La vedette de l’heure était de passage à Gaspé. C’était le 9 juillet dernier. En lisant le message, Pierre Bannon et Suzanne Labbé sont devenus fébriles. Après de rapides préparatifs, ils ont sauté dans la voiture, fait presque 10 heures de route pour dormir, épuisés, à Sainte-Anne-des-Monts. Puis, après une nuit très courte et un autre bout de route, ils ont enfin pu admirer le grand pêcheur sur le bord de la rivière York. « C’était extraordinaire. Il était là, juché dans un arbre dans toute sa splendeur, en train de surveiller les saumons en vue d’un repas. Imaginez, c’était la première fois que l’on signalait un pygargue empereur au Canada », raconte Suzanne Labbé, encore enchantée par son aventure.

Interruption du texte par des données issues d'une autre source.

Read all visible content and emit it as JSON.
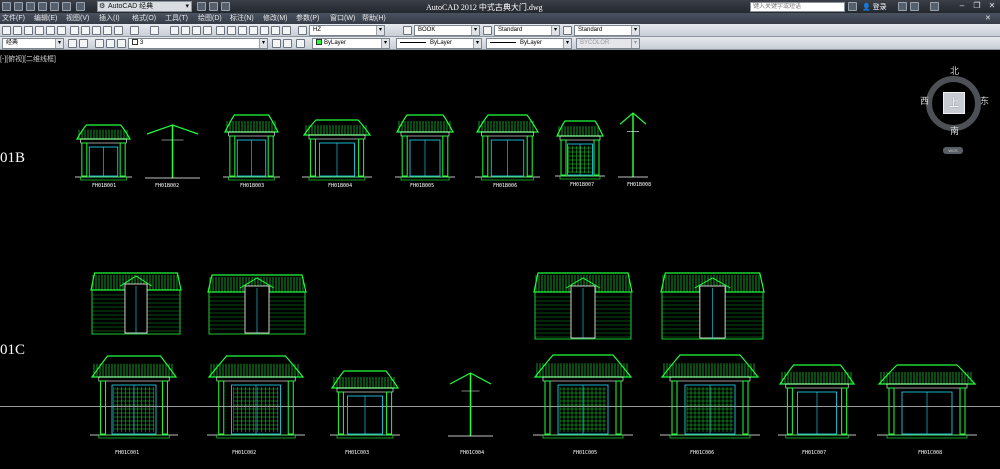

PHOTO SASCHA WENNINGER, TIRÉE DE WIKIPEDIA COMMONS

Installé depuis le début de l’hiver sur la côte du Maine et du Massachusetts, le pygargue empereur observé l’été dernier en Gaspésie avait d’abord été signalé en Alaska en août 2020, puis au Texas en mars 2021. L’individu ci-contre a été photographié au Japon.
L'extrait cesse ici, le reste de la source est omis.